Fakat dokuz yıldır hüküm süren faşist rejim toplumu artık patlama noktasına getirmiştir. Ekonomik cenderenin yanı sıra faşist baskılarla da boğulan emekçiler, işçisinden öğrencisine, çiftçisinden emeklisine tüm katmanlarıyla öfke ve tepkilerini açık buldukları her kanaldan dışa vurmaya başlamışlardır.
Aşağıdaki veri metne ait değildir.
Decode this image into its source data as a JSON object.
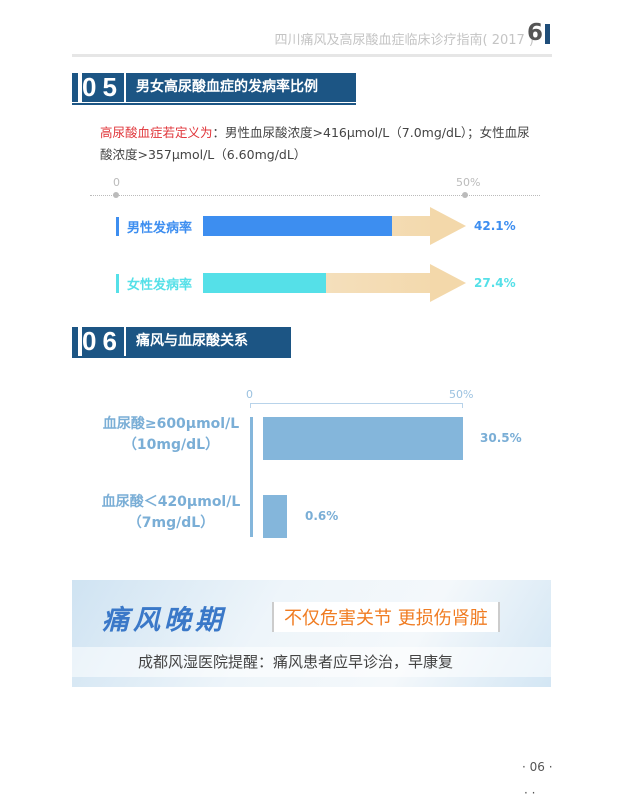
{
  "header": {
    "running_title": "四川痛风及高尿酸血症临床诊疗指南( 2017 )",
    "page_number": "6"
  },
  "section5": {
    "number": "05",
    "title": "男女高尿酸血症的发病率比例",
    "definition_label": "高尿酸血症若定义为",
    "definition_text": "：男性血尿酸浓度>416μmol/L（7.0mg/dL）；女性血尿酸浓度>357μmol/L（6.60mg/dL）"
  },
  "section6": {
    "number": "06",
    "title": "痛风与血尿酸关系"
  },
  "chart_data": [
    {
      "type": "bar",
      "orientation": "horizontal",
      "xlim": [
        0,
        50
      ],
      "ticks": [
        "0",
        "50%"
      ],
      "categories": [
        "男性发病率",
        "女性发病率"
      ],
      "values": [
        42.1,
        27.4
      ],
      "value_labels": [
        "42.1%",
        "27.4%"
      ],
      "colors": [
        "#3d8ef0",
        "#55e0e8"
      ],
      "track_color": "#f3d9ad"
    },
    {
      "type": "bar",
      "orientation": "horizontal",
      "xlim": [
        0,
        50
      ],
      "ticks": [
        "0",
        "50%"
      ],
      "categories": [
        [
          "血尿酸≥600μmol/L",
          "（10mg/dL）"
        ],
        [
          "血尿酸＜420μmol/L",
          "（7mg/dL）"
        ]
      ],
      "values": [
        30.5,
        0.6
      ],
      "value_labels": [
        "30.5%",
        "0.6%"
      ],
      "color": "#84b6db"
    }
  ],
  "banner": {
    "headline": "痛风晚期",
    "tagline": "不仅危害关节  更损伤肾脏",
    "reminder": "成都风湿医院提醒：痛风患者应早诊治，早康复"
  },
  "footer": {
    "page": "· 06 ·",
    "dots": "·  ·"
  }
}
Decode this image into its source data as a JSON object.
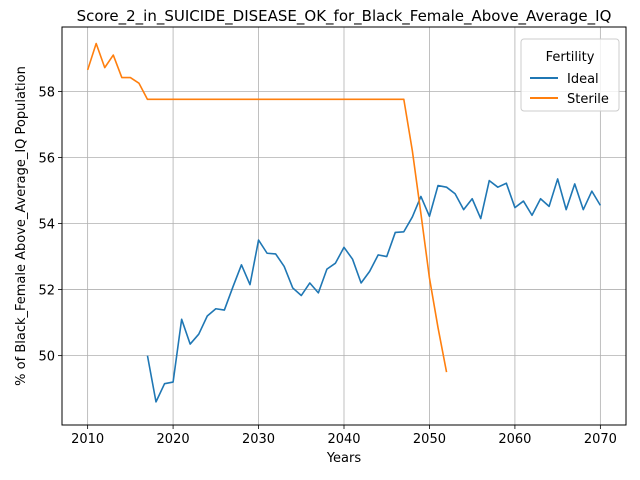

Bu yılki 1 Mayıs mitinglerinde gençlerin yüksek bir oran ve dinamizmle katılımı da yaşanan toplumsal değişimin göstergelerinden biridir. Çoğunluğunu üniversitelilerin oluşturduğu gençler, 1 Mayıs gösterilerinde üniversitelerini belirten pankartlar ve dövizlerle kalabalık gruplar halinde yer aldılar. Kitleselliklerinin yanı sıra dinamik bir manzara sergileyen gençler, rejimin 19 Mart saldırısından sonra sergiledikleri uyanış sürecinin devam ettiğini gösterdiler. 19 Mart sürecinde olduğu gibi 1 Mayıs’ta da gençlerin sadece kendi özel konumlarına ilişkin taleplerle yetinmeyip genel politik sorunlara odaklandıkları görülüyor. Üniversite gençliğinin kortejlerinden, “kurtuluş yok tek başına” ve “faşizme karşı omuz omuza” gibi genel politik sloganların sıkça atılması, bunun yanı sıra gençlerin kendilerini işçi sınıfının içinde ya da yanında duyumsadıklarını dile getiren sloganları dillendirmesi bunun bir dışavurumudur. On yıllardır çeşitli faktörlerin etkisi altında apolitikleştirilmiş üniversite gençliği, sermayenin yürüttüğü saldırıların genel etkileri ve faşist rejimin artan boğucu baskıları sonucu geleceğinin çalındığını belirgin şekilde hissediyor. Bu dinamiğin önümüzdeki dönemde de varlığını sürdüreceğini öngörmek yanlış olmayacaktır.
Rejime ve düzene karşı mücadelede belirleyici olan, işçi sınıfının örgütlü bir güç olarak mücadele sahasına çıkması olacaktır. Bu yüzden tüm sosyalistler, öncü işçiler ve mücadeleci sendikacıların yoğunlaşmaları gereken alan bu alandır; acil görev budur.